- A suspected China-nexus cyber campaign named Operation DragonReturn is targeting Indian taxpayers and financial professionals with sophisticated phishing emails.
- The attack uses fake tax department documents to deploy a multi-stage malware, including the DCRat remote access trojan, designed for data theft and long-term system access.
- Infrastructure analysis and tactical overlaps link the campaign to ChinaNet and the known Chinese cybercrime group Silver Fox.
- Separately, two other campaigns are distributing the ValleyRAT malware via fake software installers and phishing emails targeting Chinese- and Japanese-speaking users.
A suspected China-aligned cyber espionage campaign, first observed on May 18, 2026, is precisely targeting Indian taxpayers and corporate finance teams during the tax filing season. Dubbed Operation DragonReturn by Seqrite Labs, the operation uses spear-phishing emails impersonating India’s Income Tax Department to deliver a remote access trojan.
The sophisticated attack begins with a malicious link embedded in a PDF, leading to a bogus tax department landing page. Consequently, users are tricked into downloading a malicious ZIP archive that sideloads a payload, establishing persistence as a Windows service named MixedSvc. Researchers noted the campaign is “not opportunistic – the precision of the lure document, the use of real legal citations, bilingual content, and active payload rotation indicate a deliberate, resourced, and sustained threat operation focused exclusively on the Indian taxpayer ecosystem,” as detailed in their report.

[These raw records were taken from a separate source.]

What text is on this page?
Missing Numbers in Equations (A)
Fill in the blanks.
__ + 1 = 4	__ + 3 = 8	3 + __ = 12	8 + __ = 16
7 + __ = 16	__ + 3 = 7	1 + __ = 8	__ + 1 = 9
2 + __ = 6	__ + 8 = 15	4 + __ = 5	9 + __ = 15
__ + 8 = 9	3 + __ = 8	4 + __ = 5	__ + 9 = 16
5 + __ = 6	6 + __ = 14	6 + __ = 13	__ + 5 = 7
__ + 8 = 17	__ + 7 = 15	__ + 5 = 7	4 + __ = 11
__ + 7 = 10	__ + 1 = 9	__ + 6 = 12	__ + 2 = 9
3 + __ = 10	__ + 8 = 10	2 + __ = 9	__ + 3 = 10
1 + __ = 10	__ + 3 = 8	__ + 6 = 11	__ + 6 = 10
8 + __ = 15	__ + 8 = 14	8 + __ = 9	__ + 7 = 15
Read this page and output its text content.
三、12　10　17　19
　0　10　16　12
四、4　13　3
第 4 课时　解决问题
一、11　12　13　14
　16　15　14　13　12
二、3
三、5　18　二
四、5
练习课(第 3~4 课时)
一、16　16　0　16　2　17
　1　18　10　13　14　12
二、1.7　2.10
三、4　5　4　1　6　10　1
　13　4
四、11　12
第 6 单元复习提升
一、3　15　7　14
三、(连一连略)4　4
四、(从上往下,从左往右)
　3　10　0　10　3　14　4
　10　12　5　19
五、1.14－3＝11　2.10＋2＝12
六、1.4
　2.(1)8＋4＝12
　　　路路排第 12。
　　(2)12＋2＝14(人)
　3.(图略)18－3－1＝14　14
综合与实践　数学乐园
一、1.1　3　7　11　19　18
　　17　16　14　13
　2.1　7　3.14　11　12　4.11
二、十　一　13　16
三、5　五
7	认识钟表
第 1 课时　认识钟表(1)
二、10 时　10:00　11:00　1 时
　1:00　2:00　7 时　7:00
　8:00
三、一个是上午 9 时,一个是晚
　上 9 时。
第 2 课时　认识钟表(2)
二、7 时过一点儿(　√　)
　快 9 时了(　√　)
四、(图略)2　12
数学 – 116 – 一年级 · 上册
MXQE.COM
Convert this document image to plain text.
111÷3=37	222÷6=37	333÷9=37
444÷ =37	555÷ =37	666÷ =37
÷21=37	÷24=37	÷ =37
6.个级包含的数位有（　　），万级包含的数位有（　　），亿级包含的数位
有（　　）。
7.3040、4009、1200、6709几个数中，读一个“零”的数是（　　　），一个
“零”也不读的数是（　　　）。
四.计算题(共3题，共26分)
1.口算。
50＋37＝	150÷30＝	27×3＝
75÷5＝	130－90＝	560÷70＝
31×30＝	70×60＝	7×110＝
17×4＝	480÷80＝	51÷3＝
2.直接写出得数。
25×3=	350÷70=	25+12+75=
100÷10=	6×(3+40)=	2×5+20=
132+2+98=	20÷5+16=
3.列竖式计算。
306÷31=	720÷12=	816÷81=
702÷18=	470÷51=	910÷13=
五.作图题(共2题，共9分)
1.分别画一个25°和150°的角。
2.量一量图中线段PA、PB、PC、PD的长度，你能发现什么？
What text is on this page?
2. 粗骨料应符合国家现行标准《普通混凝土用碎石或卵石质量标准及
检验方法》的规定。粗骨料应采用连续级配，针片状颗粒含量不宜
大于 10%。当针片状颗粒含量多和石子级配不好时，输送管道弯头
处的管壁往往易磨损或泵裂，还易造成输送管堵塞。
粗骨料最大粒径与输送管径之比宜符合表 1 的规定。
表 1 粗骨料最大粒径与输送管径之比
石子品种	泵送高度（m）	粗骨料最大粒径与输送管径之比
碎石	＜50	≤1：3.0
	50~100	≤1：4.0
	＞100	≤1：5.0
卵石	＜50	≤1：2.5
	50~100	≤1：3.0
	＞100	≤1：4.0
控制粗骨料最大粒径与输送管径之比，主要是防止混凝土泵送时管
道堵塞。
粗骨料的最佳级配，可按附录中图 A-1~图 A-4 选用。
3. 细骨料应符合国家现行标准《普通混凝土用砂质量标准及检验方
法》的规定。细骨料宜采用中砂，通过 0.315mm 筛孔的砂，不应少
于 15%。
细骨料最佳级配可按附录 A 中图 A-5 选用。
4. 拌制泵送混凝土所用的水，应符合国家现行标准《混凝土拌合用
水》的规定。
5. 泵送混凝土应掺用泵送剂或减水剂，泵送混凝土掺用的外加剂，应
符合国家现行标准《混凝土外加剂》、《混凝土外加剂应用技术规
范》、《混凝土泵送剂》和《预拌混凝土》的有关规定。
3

The final payload includes a .NET loader that disables security scans and deploys DCRat, while a second module exfiltrates data to a remote server. However, the campaign’s infrastructure, including IPs from ChinaNet and a Chinese-language server panel, strongly suggests a China-nexus threat actor. Meanwhile, security firm LevelBlue said it detected separate campaigns spreading ValleyRAT using fake installers and phishing emails.
These parallel attacks employ techniques like PoolParty Variant 7 for injection, which has been previously linked to the SADBRIDGE loader described by Elastic Security Labs. Furthermore, Cybereason researcher Hajime Takai noted the commonalities suggest these campaigns may originate from the same threat actor group.